The Swedish Data Inspection Authority said it has imposed its first penalty for breach of GDPR, to a school in Skelleftea that had been trialling facial recognition to register pupil attendance.
August 21, 2019
The Swedish Data Inspection Authority said it has imposed its first penalty for breach of GDPR, to a school in Skelleftea that had been trialing facial recognition to register pupil attendance. While they scrutinized the three-week pilot 22 pupils, they found that the school board’s handling of personal information did not comply with GDPR. As a result, the fine amounts to SEK 200,000.

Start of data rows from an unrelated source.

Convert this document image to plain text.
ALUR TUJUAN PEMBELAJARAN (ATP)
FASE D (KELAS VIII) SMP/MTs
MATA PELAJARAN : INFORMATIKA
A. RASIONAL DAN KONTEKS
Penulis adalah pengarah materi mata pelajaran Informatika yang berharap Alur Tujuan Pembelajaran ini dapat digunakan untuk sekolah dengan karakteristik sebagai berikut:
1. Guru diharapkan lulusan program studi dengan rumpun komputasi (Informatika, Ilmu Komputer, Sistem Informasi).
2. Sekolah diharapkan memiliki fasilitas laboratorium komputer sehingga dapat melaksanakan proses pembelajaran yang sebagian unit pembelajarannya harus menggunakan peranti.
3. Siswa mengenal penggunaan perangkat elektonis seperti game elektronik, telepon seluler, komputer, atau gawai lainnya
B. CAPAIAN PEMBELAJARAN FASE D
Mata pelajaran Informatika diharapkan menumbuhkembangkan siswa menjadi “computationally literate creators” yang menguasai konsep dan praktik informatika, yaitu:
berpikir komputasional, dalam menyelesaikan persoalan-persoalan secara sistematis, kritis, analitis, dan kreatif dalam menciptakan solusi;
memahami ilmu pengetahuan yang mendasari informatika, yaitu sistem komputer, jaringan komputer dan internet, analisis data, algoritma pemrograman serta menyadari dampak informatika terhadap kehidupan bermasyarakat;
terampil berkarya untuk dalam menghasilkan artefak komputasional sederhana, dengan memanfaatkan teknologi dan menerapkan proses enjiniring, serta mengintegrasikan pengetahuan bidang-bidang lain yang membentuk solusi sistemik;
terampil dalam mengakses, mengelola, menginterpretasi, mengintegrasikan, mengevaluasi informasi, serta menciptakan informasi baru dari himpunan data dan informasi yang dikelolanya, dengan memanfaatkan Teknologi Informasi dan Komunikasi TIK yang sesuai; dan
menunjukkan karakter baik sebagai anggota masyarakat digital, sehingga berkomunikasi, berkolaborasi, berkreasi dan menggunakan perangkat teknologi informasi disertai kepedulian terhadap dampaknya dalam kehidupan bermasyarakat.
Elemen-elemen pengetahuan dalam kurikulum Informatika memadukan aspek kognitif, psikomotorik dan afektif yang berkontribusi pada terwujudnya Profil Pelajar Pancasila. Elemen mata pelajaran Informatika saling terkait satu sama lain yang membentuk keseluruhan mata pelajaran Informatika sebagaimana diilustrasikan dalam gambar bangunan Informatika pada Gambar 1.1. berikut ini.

The maximum penalty that the authority could impose for non respect of the GDPR is SEK 10 million. Actually, the data Inspection Authority lawyer Ranja Bunni said the school had claimed the pupils had consented to participate in the trial. However, this was not acceptable because the pupils were in a dependent position to the board.
According to the Authority, there was an intrusion of their privacy. Indeed, the pilot involved camera surveillance of pupils in their everyday environment. Furthermore, it said ascertaining attendance can be done in other ways, which are less invasive than the facial recognition.
In January, IT company Tieto said it was trialing pupil registration via tags, smartphone applications and facial recognition software, at Anderstorp high school. Teachers there spend 17,280 hours per year marking attendance. In Sweden, this must be done for each individual lesson under Swedish legislation. As a result, this was equivalent to ten full-time jobs, claimed Tieto.